日経ネット時評に掲載されたものです。ぜひともこちら(日経ネット時評)をご覧ください。
(4/22)日比谷図書館をビジネス支援図書館にしよう(松本 功) 筆者写真 東京のど真ん中、東京のシンボルといえるのは、日比谷公園ではないだろうか。その中に図書館があり、先頃、耐震工事が終わってサービスを再開した。日比谷図書館は長い歴史を持っている図書館であり、東京都中央図書館が広尾にできるまで、東京都の中央館であった。また、最初に児童書の案内をはじめるなど、図書館における新しい事業を行うセンターでもある。もちろん、場所がら、ビジネスマンの利用も多く、雑誌新聞紙室などは、いつも調べものをする人々でごった返している。

■ビジネス支援機能が充実しているNY図書館


 アメリカのニューヨークにはニューヨーク・パブリックライブラリー(http://www.nypl.org/)があり、芸術家・研究者の支援を行っているが、何といっても、ビジネスの支援の機能が充実していることで知られている。高度な科学・経済金融情報を提供する端末をそろえたシブル(Science, Industry and Business Library)という図書館や、昨年からは、マイクロビジネスの支援のセンター(New York Small Business Resource Center)もできている。

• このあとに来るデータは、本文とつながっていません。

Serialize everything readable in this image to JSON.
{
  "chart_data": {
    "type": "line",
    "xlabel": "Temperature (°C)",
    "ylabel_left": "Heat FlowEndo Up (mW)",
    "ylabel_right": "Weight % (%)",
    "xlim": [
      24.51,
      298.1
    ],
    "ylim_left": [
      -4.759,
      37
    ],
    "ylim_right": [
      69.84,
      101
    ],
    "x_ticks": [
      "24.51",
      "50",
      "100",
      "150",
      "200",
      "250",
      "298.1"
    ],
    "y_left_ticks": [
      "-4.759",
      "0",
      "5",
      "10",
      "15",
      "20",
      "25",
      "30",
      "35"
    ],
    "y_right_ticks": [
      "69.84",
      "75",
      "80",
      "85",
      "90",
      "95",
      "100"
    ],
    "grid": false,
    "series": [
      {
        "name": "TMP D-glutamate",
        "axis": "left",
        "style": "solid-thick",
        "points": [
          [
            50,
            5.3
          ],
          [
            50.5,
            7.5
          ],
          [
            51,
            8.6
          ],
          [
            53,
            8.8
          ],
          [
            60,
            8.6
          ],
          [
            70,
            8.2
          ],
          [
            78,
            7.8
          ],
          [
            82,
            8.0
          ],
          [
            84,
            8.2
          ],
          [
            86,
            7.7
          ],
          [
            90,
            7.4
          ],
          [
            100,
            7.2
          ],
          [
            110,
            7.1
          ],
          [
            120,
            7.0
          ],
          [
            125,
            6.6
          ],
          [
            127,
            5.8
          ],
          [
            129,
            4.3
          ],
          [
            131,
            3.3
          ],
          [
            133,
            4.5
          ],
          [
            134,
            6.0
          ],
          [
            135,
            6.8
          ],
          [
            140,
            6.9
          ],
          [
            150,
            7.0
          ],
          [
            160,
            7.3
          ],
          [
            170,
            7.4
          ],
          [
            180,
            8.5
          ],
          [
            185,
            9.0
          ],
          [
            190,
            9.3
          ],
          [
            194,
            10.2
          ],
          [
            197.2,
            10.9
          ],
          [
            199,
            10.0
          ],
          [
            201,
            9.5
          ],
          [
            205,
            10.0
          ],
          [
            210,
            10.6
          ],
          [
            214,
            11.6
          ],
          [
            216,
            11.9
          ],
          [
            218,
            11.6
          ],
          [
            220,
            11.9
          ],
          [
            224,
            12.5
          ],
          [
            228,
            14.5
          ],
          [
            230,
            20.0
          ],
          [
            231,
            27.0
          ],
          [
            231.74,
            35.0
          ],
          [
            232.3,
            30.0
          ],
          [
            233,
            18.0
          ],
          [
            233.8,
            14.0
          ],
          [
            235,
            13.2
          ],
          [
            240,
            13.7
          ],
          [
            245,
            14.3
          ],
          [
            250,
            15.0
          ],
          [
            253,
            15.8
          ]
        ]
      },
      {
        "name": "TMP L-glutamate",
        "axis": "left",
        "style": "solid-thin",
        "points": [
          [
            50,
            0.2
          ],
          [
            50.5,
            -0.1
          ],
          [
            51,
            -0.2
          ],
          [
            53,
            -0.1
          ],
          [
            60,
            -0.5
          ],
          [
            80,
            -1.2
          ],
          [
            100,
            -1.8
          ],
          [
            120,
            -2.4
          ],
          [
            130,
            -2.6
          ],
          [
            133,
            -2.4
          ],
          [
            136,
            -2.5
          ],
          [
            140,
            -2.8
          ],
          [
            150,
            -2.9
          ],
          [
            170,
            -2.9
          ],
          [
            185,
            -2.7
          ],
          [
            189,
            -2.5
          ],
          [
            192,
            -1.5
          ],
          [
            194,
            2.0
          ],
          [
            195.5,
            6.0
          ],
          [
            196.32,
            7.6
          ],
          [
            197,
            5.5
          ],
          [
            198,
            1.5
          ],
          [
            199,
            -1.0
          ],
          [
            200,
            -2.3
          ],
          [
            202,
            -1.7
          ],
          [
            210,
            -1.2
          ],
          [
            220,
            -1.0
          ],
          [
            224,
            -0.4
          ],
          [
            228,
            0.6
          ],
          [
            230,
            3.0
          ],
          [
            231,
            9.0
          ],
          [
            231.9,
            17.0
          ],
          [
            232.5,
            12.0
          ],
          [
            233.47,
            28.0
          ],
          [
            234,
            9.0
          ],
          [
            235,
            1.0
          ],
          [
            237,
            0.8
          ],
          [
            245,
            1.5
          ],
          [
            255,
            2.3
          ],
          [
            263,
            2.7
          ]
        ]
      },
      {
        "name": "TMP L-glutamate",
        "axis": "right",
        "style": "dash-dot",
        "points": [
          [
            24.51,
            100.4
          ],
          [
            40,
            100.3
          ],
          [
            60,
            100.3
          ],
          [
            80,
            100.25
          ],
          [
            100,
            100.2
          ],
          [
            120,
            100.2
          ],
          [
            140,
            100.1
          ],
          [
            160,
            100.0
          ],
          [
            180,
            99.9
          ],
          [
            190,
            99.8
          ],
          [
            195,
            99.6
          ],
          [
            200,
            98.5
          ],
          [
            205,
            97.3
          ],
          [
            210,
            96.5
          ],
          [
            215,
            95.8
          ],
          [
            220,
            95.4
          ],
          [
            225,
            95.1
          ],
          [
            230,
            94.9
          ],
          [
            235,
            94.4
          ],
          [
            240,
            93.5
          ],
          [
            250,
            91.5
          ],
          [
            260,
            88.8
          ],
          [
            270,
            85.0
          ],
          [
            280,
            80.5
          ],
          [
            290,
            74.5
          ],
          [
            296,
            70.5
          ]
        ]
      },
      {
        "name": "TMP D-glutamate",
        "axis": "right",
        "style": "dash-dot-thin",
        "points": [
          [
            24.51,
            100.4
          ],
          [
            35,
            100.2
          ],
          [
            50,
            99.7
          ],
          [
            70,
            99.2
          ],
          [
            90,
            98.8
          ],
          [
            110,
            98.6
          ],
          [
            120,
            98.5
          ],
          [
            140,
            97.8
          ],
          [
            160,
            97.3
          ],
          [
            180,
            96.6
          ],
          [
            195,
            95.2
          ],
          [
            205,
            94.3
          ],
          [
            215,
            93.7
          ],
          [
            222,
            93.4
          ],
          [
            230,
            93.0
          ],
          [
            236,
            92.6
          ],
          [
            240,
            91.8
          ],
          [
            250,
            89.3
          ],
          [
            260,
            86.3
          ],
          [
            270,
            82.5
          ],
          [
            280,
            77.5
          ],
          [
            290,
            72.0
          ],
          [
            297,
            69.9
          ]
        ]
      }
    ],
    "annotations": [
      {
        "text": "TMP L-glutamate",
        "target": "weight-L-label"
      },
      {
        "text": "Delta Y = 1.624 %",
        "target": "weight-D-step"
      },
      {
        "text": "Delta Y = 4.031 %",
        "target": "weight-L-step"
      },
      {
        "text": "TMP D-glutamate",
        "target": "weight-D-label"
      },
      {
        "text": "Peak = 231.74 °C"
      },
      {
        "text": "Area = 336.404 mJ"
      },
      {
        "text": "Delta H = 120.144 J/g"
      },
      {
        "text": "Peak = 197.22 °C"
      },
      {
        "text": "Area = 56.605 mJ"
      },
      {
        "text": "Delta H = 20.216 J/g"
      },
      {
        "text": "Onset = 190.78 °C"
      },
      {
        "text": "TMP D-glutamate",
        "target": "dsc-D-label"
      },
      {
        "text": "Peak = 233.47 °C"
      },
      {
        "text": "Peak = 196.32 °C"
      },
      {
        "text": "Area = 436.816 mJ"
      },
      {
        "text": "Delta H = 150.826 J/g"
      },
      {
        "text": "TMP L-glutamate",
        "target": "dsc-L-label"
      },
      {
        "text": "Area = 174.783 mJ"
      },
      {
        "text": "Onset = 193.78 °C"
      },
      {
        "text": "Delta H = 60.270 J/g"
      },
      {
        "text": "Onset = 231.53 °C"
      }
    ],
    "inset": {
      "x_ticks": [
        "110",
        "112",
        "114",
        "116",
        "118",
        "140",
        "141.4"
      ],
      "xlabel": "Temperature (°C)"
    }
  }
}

 そこでは、サラリーマンや起業準備中の人々に対して、商標とか特許についての問い合わせから、法律的な問い合わせ、情報源についての問い合わせ、有料の商用データベースをも駆使して、専門家への紹介を含めたサービスを行っているという。岩波新書で『メディアリテラシー』を書いたジャーナリストの菅谷明子さんによれば、そもそも、ゼロックスも、その図書館で特許事務をしていた弁理士が、手書きでの複製では追いつかないから、資料を複製する技術を求め、図書館の雑誌から、複製についての科学技術を見つけ、それを実用化するところから、ビジネスが生まれたということである。イーサーネットもパソコンもレーザープリンターも、ゼロックスの研究所から生まれたことを考えるとニューヨーク・パブリックライブラリーがなければ、デジタルパブリッシングもインターネットも生まれなかったということになる。

■トライ&エラーによる国家ビジョン作り


 日本に欠けているのは、知識を蓄積して、公開することを市民社会のインフラとして作り上げることなのではないだろうか。(さらにいうと市民が情報を探し当てるための助っ人・ナビゲーターを養成すること)その情報の価値は、その情報を見つけた人の発想と行動によってきまる。数字と図形が書いてあるにすぎない単なる紙切れが、誰かの目に触れることによって、事業を生み出し、恐るべき価値を生み出していくのだ。もちろん、事業に失敗する場合も多いだろう。だが、失敗するためには、そもそも、情報が公開されていなければ失敗すらできない。決められたレールがあるなら、失敗する必要もないが、これからはどんどんトライしてエラーして、その中からタネを育てていくのであるのなら、情報は公開されていなければならない。そのようなインフラを、日本の国家的なビジョンとして作り出すべきではないか。

 実は、ニューヨーク・パブリックライブラリーは、NPOによる運営である。市も資金を出しているが、ニューヨーク・パブリックライブラリーの価値を認めて、寄付する資産をもった個人や企業によって、経営を支えられている。そうすることで、柔軟な発想で図書館を作れるし、さらにまた成果をあげるという責任感も生まれていく。

■民間の知恵と資金結集でインフラ作り


 日本でも、事業を生み出していくことを支援できるような図書館が求められている。私は、そのためにビジネス支援図書館推進協議会を作ったり、昨年は、協議会で浦安市立図書館のモデル事業を行った。浦安もよいが、ビジネス支援のためには、日比谷は最も適した場所ではないだろうか。東京都では、ビジネス支援図書館を作ることを施策としたが、残念ながら、都立図書館が候補からはずされているので日比谷図書館以外の図書館で実施されることになっているもようで、現在、選定中である。さらに日比谷図書館自体を、なくしてしまうという意向もあると聞く。

 もし、日比谷がビジネス支援によい場所なのであれば、もう、行政に頼らず、企業人や個人の力を結集して、新しい機能をもった図書館を作ることができないだろうか。民間の知恵と資金を結集して、次の世代の日本を作るようなインフラを作ることができたら、これは未来に生きる情報資源になるのではないだろうか。日比谷近郊の、経営者から勤めている人も含めてビジネスコミュニティの人々に、訴えたい。

 (この原稿を書き上げて、掲載されるまでの間に、東京都の委託で東京商工会議所で中小企業の経営や新規創業を支援する「ビジネス支援図書館事業」を開始することがアナウンスされた。)